© 2019 by Abbas Sbeity


Role: Curtor

Year: 2019

Location: Beirut, Lebanon

While the world is facing the challenge of rapid urbanization, cities, like Beirut, that are the main hubs for culture, economy, and innovation are turning into complex systems of social, ecological and economic challenges. With these changes emerging, we notice a rise of creative actors engaging in the process of urban change on both local and global levels, providing innovative solutions in a collaborative, participatory, and inclusive way. 

/Ideas for the City/ is the closing forum of a year-long Fellowship Program of Architects for Change. The forum aims to provide an opportunity for knowledge exchange and discussions on the processes and tools of Urban Change to encourage young people to take action in their cities. We will explore Urban Change beyond the formal practice of urban planning and development, by focusing on community-driven and human-centered interventions in the city.

Through an exhibition, presentations, panel discussions, and roundtables, the forum explores three main areas: 

  • Defining the challenges — how do we understand current challenges and turn them into opportunities for interventions?  

  • Defining the actors — who play a role in the urban change process? and how?

  • Defining the process — can we establish a framework for local urban change?


The forum invites architects, researchers, students, city officials, activists, and city-makers to engage in its interactive format and contribute to this exchange opportunity. ​


Architects for Change Fellowship Program is a year-long program designed for young architects and designers. Through experiential and collaborative learning experiences, the fellows develop personal and professional skills focusing on ethical leadershipproject management, social entrepreneurship, and human-centered design. 
The learning takes place through co-creation workshops, sessions with experts, one-on-one mentoring, peer-to-peer learning, and reflection.



The exhibition and the presentations will feature six shortlisted ideas developed by the fellows as part of the programfollowing a human-centered design process, each tackling a specific urban challenge. 
Fellows Presenting: 
Ghada Cheikh, Ramy Sabek, Nadine Eid, Cedric Akl, Karim Rifai, and Perla el Dehni 


Following four different themes that emerged from the ideas presented, the roundtables will offer an exploration opportunity for specific urban challenges, presented by a question, through an interactive format–based on the pro-action cafe method. The audience will engage, in four rounds of twenty minutes, with an expert moderator and one
or two fellows, to explore the challenge based on each round’s objective.

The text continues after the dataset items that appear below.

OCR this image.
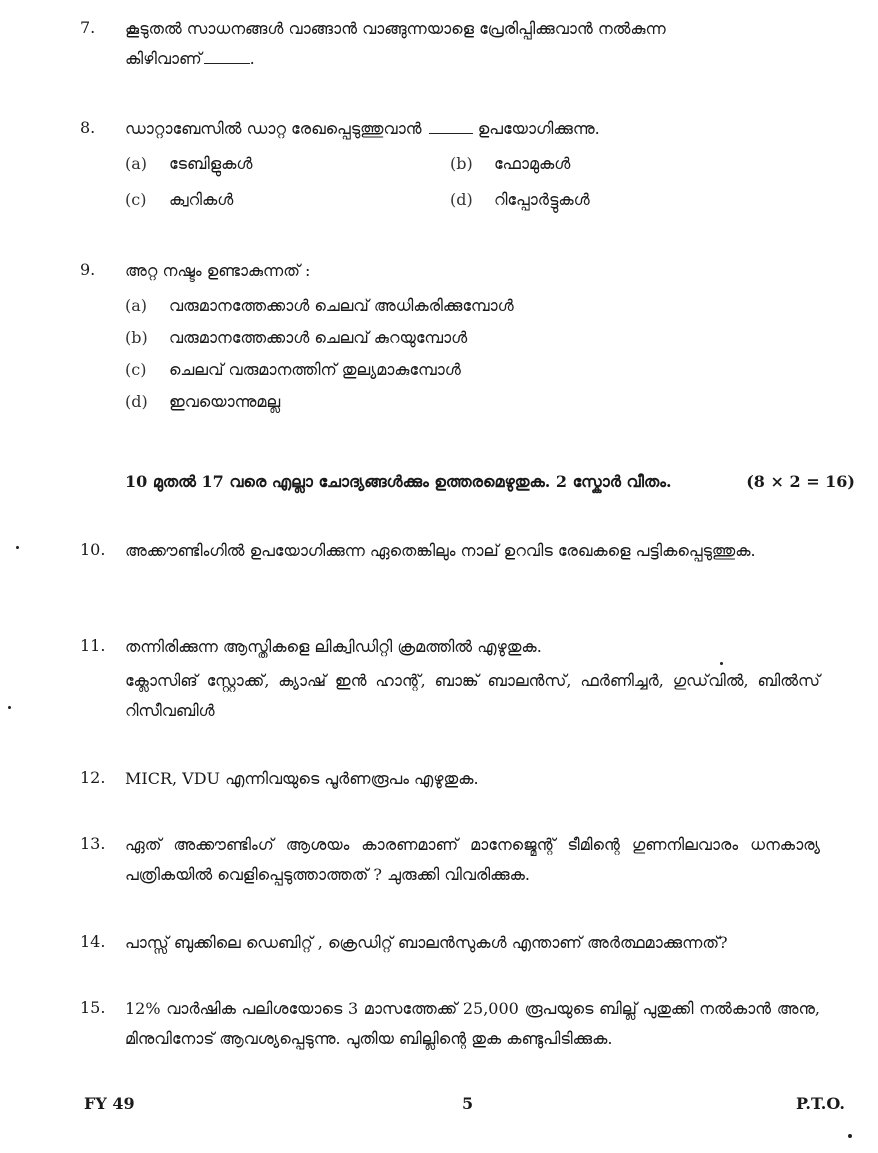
7.	കൂടുതൽ സാധനങ്ങൾ വാങ്ങാൻ വാങ്ങുന്നയാളെ പ്രേരിപ്പിക്കുവാൻ നൽകുന്ന
കിഴിവാണ്	.
8.	ഡാറ്റാബേസിൽ ഡാറ്റ രേഖപ്പെടുത്തുവാൻ	ഉപയോഗിക്കുന്നു.
(a)	ടേബിളുകൾ	(b)	ഫോമുകൾ
(c)	ക്വറികൾ	(d)	റിപ്പോർട്ടുകൾ
9.	അറ്റ നഷ്ടം ഉണ്ടാകുന്നത് :
(a)	വരുമാനത്തേക്കാൾ ചെലവ് അധികരിക്കുമ്പോൾ
(b)	വരുമാനത്തേക്കാൾ ചെലവ് കുറയുമ്പോൾ
(c)	ചെലവ് വരുമാനത്തിന് തുല്യമാകുമ്പോൾ
(d)	ഇവയൊന്നുമല്ല
10 മുതൽ 17 വരെ എല്ലാ ചോദ്യങ്ങൾക്കും ഉത്തരമെഴുതുക. 2 സ്കോർ വീതം.	(8 × 2 = 16)
10.	അക്കൗണ്ടിംഗിൽ ഉപയോഗിക്കുന്ന ഏതെങ്കിലും നാല് ഉറവിട രേഖകളെ പട്ടികപ്പെടുത്തുക.
11.	തന്നിരിക്കുന്ന ആസ്തികളെ ലിക്വിഡിറ്റി ക്രമത്തിൽ എഴുതുക.
ക്ലോസിങ് സ്റ്റോക്ക്, ക്യാഷ് ഇൻ ഹാന്റ്, ബാങ്ക് ബാലൻസ്, ഫർണിച്ചർ, ഗുഡ്‌വിൽ, ബിൽസ് റിസീവബിൾ
12.	MICR, VDU എന്നിവയുടെ പൂർണരൂപം എഴുതുക.
13.	ഏത് അക്കൗണ്ടിംഗ് ആശയം കാരണമാണ് മാനേജ്മെന്റ് ടീമിന്റെ ഗുണനിലവാരം ധനകാര്യ പത്രികയിൽ വെളിപ്പെടുത്താത്തത് ? ചുരുക്കി വിവരിക്കുക.
14.	പാസ്സ് ബുക്കിലെ ഡെബിറ്റ് , ക്രെഡിറ്റ് ബാലൻസുകൾ എന്താണ് അർത്ഥമാക്കുന്നത്?
15.	12% വാർഷിക പലിശയോടെ 3 മാസത്തേക്ക് 25,000 രൂപയുടെ ബില്ല് പുതുക്കി നൽകാൻ അനു, മിനുവിനോട് ആവശ്യപ്പെടുന്നു. പുതിയ ബില്ലിന്റെ തുക കണ്ടുപിടിക്കുക.
FY 49	5	P.T.O.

Roundtable 1 — How might we promote better civic education and engagement for young people? 
Roundtable 2 — How might we better design public spaces 
to be inclusive and accessible? 
Roundtable 3 — How might we design cities that promote the welfare of humans and animals? 
Roundtable 4 — How might we develop a framework 
for local community development and engagement in vulnerable communities? 

Round 1 — Understanding the challenge 
Round 2 - Framing the challenge 
Round 3 - Looking for opportunities for interventions 
Round 4 - Harvesting and action steps 

Each roundtable will have a fixed expert moderator, one or two fellows, and a rapporteur.
Each round will last for twenty minutes. Participants are encouraged to move to a different table at the end of each round. 


Panel Discussion 1
Co-Making the City — Local Stories of Urban Change

In the last few years, Beirut has witnessed a rise of a generation of architects, designers, and planners who are actively engaged in public and urban affairs through grassroots movements, neighborhood initiatives, international organizations, advocacy campaigns, or cultural initiatives. Themes such as access to public space, waste management, community engagement, and sustainable development emerged to re-establish a new format of local urban development. 
This panel offers a practical approach to the process of Urban Change by introducing different local examples, at different scales, to explore current practices and models of intervention in the city.

Panel Discussion 2

Who Owns the City? — The Process of Urban Change 

To encourage more participatory and community-led interventions in the city, a clear engagement methodology and framework is needed. If we want to put people at the center of the process, we need to understand the role of all actors - academic institutions, civil society organizations, researchers, and local authorities.
This panel explores a theoretical approach to Urban Change to understand its actors and its processes by engaging experts from academia, research, and civil society.